The planning in many school districts appears to be far too nebulous for my taste. I’m of the mind that every teacher and parent needs a clear outline of Plans A through Z that will take into account any eventualities. All the shareholders need to know exactly what to expect when they return. How many students will be in each classroom? Will masks be a requirement? How will the school day change from the norm. Everyone must be told what will happen if there is an outbreak of the virus in a particular classroom or if the virus runs rampant through an entire campus. There should be plans for doing a better job with remote learning if that becomes a necessity again. Just using canned programs did not appear to be particularly effective so there should already be discussions about to how teachers might make those lessons more meaningful to their students?

There should already be concrete learning alternatives for those students with illnesses that might make them more vulnerable to the effects of the virus. Parents need to know what to expect if they choose to keep their children home. Teachers who have compromised immune systems should be provided with opportunities to become remote instructors for the children who need to avoid classrooms. There needs to be consideration for all individuals, not just a statement that if they can’t handle things they should just stay home.

July should be dedicated to using the creativity and talents of teachers to help in the design of each possible scenario. Schools need to be willing to try new ways of providing instruction that focus on the health and safety of all parties and provide the needed materials to institute each idea as needed.

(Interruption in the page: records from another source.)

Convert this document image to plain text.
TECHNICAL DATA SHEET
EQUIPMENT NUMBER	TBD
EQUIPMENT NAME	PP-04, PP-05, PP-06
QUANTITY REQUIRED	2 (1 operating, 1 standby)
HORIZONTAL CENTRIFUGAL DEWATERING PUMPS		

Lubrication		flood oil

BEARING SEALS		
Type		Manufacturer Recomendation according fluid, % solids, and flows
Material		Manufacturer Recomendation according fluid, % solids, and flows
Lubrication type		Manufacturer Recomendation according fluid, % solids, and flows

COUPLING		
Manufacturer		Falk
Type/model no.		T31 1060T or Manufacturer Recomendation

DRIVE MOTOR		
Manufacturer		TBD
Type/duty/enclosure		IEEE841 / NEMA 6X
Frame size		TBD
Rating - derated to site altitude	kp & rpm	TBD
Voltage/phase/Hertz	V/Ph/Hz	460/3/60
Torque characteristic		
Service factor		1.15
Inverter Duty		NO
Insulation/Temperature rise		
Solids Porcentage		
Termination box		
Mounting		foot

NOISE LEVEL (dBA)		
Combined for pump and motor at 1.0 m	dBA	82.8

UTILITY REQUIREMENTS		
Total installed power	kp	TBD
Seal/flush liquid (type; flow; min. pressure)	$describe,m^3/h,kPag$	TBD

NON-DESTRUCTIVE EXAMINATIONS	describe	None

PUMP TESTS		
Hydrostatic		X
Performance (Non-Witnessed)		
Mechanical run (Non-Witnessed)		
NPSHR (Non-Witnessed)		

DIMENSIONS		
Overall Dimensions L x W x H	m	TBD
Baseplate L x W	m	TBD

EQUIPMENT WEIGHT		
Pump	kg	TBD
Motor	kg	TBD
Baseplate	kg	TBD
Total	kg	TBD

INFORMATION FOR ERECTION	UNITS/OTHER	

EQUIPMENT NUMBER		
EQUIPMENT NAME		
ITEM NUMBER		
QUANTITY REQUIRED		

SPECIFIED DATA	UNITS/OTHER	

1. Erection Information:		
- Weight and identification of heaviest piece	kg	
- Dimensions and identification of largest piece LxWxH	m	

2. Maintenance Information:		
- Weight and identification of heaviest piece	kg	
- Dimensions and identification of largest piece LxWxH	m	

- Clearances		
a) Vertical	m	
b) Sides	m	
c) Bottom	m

I know of parents who are trying to find masks, hand sanitizer, and disinfecting wipes for their children to take to school. Each campus should be well supplied with such items and even have a larger than usual janitorial force to maintain bathrooms and general cleanliness throughout the school day. I have so often see restrooms without soap. This is something that should not ever happen and its occurrence must be reduced with a firm plan for continually monitoring the building throughout the school day.

So many schools have eliminated nurses from their faculty. I can think of no better time to bring them back onto every campus. Schools will need their expertise in attempting to insure that the virus does not overwhelm the efforts to provide education. They can also vanguard the daily monitoring for signs of potential illness and help to determine when and if there are particular dangers.

I know that many school districts are working diligently to be prepared. I hope that they are willing to allow teachers, parents and even students to both ask questions and provide input. I would also request that the governor please quit changing his mind about how things should work. His latest remarks undid a great deal of work that had already been done. If you are going to make the teachers and students return at least allow them to create the plans that work best. This is going to be a grand experiment and our halls of education need to be ready for anything.